Installation of 580 heat pumps and 2,350 solar photovoltaic (PV) systems

This investment has been supported by £12mn contribution in the form of external grants to since 2010.

Cllr Gavin White, Manchester City Council’s executive member for housing and development, said:  “Housing is a major source of carbon usage and therefore investing in energy efficiency measures is a key element of our journey to become a zero carbon city by 2038. This £60mn represents the biggest investment in low carbon retrofit works in our history and is testament to our commitment to reducing our collective carbon emissions.

“The challenge is significant but one we need to tackle head on. We have around 70,000 social rented homes in the city – 16,000 owned by the Council – and we have committed to retrofitting 60% of those that we own by 2032.

“We also need residents to come on this journey with us. These works will require us to work directly with Council tenants and private owners – and although inevitably there will be some short term disruption, the end product is warm, healthier, more efficient – and ultimately cheaper to run – homes for our residents.”

Cllr Tracey Rawlins, Manchester City Council’s executive member for environment and transport, said: “This is an incredibly ambitious investment by the Council helping to retrofit homes in the city that are in the most part dominated by pre-war and mid-century proeprties, many with lower standards of insulation and poor energy performance ratings.

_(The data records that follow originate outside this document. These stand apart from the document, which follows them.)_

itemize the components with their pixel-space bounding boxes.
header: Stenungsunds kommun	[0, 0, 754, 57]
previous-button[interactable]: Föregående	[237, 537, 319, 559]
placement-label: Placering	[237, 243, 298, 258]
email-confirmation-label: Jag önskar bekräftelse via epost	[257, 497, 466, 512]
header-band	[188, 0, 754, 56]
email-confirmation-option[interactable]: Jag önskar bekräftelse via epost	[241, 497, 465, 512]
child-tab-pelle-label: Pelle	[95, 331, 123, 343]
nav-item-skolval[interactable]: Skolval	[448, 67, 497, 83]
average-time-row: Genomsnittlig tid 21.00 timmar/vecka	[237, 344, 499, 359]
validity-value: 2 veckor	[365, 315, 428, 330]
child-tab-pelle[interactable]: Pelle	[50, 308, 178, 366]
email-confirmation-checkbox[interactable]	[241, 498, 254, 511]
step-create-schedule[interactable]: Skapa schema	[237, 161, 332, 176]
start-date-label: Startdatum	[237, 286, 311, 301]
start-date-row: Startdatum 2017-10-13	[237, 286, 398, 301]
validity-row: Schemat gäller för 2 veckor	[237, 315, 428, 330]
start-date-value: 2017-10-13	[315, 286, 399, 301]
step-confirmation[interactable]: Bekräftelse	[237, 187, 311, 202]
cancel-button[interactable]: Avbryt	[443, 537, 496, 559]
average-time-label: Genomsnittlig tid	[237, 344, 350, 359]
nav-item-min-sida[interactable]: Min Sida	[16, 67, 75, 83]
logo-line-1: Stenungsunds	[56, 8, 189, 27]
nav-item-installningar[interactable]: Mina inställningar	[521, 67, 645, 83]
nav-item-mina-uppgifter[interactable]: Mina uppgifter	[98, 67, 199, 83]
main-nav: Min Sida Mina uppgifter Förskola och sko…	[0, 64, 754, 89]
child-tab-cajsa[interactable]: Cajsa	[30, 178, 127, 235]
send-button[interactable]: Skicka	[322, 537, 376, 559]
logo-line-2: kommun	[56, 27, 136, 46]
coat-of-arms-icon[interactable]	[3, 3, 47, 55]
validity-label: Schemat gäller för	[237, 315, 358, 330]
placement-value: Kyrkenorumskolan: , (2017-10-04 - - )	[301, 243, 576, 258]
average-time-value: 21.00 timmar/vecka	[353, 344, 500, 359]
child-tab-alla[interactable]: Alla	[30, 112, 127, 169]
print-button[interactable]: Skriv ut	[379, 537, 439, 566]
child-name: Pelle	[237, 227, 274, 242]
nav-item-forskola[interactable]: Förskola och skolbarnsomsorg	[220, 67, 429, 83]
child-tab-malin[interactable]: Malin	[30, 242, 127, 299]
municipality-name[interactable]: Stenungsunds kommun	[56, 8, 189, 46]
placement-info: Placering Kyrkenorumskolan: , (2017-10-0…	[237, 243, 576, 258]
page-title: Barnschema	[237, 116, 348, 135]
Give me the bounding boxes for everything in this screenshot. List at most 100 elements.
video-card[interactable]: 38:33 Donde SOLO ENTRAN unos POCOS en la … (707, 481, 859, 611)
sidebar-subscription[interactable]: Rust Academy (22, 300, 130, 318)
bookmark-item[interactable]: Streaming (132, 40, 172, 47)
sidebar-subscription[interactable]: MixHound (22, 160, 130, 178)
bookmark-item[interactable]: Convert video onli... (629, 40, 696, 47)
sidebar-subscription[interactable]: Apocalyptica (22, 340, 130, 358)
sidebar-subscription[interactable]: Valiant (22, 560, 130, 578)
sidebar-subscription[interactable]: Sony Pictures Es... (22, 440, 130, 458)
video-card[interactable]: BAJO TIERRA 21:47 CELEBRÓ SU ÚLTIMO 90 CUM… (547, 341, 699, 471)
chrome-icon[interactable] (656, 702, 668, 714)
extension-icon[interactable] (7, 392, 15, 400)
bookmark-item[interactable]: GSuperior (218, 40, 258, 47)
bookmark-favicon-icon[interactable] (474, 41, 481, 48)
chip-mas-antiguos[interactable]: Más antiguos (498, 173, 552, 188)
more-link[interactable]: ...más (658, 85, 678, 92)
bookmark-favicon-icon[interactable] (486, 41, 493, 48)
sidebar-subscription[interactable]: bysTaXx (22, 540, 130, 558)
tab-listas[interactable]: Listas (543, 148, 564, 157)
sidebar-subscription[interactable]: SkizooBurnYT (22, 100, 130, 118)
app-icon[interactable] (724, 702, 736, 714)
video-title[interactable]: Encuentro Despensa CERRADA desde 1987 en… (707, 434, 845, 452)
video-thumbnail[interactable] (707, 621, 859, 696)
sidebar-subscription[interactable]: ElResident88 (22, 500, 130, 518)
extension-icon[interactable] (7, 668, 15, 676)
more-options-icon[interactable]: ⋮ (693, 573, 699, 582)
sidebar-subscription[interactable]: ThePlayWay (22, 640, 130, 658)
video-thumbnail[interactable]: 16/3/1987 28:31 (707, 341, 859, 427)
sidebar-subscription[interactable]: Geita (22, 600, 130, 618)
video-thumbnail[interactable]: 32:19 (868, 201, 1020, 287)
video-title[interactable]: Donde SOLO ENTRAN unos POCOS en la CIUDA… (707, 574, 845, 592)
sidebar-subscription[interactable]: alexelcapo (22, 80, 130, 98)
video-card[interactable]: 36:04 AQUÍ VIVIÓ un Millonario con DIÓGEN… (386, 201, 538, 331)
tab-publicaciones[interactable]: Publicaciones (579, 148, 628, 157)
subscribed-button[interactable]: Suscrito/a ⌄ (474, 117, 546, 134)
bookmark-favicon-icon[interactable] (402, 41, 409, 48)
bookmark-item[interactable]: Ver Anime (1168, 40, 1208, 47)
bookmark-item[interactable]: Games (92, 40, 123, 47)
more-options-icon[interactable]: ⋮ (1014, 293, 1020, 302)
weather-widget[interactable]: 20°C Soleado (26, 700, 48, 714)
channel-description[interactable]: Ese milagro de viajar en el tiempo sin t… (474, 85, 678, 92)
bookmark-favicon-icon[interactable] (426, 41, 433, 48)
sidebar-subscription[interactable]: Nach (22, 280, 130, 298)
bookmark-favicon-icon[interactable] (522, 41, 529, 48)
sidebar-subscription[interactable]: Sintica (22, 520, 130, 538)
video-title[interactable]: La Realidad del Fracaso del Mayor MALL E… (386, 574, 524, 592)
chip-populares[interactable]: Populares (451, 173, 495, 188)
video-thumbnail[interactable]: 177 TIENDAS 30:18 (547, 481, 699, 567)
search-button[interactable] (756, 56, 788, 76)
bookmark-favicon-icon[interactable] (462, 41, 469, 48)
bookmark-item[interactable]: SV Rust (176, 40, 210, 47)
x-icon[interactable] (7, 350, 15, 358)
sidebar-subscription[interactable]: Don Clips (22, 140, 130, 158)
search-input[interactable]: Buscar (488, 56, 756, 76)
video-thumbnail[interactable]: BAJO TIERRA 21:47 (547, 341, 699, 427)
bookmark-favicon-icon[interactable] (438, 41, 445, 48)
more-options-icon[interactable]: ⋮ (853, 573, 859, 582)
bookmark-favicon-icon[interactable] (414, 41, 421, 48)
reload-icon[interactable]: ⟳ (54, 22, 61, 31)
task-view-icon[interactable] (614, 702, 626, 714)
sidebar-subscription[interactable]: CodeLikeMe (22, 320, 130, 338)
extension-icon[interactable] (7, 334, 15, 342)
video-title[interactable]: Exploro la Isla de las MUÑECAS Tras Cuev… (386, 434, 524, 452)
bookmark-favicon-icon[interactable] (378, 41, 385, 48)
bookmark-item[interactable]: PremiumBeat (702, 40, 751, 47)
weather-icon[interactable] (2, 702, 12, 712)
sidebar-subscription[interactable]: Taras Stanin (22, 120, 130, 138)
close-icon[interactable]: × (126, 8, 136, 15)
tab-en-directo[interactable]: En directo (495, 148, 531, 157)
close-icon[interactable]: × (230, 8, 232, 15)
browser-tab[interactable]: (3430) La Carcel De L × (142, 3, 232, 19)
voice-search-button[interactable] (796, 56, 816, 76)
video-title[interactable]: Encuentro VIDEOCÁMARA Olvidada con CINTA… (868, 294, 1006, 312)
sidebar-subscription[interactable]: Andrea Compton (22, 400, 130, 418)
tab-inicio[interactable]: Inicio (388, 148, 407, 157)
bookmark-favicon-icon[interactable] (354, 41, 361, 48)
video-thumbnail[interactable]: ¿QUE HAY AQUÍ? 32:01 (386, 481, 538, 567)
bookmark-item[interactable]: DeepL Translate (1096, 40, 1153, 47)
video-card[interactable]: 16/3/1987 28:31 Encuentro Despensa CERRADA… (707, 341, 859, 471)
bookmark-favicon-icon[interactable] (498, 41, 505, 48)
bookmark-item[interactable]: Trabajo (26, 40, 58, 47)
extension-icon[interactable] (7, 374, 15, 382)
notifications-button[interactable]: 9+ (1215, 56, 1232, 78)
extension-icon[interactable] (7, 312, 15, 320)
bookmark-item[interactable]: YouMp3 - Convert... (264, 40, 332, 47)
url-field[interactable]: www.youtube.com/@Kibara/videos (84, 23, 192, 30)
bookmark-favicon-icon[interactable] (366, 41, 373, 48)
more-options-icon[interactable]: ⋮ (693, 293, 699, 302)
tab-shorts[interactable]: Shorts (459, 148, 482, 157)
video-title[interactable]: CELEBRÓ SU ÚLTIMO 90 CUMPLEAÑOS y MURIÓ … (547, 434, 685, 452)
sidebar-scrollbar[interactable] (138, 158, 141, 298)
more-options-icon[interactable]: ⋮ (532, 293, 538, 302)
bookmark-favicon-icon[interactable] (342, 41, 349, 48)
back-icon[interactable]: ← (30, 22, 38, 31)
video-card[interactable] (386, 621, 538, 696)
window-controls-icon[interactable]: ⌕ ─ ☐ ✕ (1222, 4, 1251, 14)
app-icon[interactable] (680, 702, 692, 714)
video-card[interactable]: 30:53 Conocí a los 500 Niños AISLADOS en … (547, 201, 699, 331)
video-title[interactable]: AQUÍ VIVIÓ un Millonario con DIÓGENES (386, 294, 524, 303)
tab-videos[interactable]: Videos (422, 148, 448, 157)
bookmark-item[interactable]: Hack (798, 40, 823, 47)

“Retrofitting older housing is an emerging field that requires a broad range of works and is currently very expensive. We would urge for more national funding to be made available to support Councils to invest in our homes and support our journey to zero carbon.

“However, there is also opportunity here. A broad range of skills are required with significant opportunities for work in the coming years to meet the retrofit agenda. In the last year alone, 500 people across Greater Manchester had gained the skills to meet the retrofit challenge and we would encourage people to find out how they can get involved.”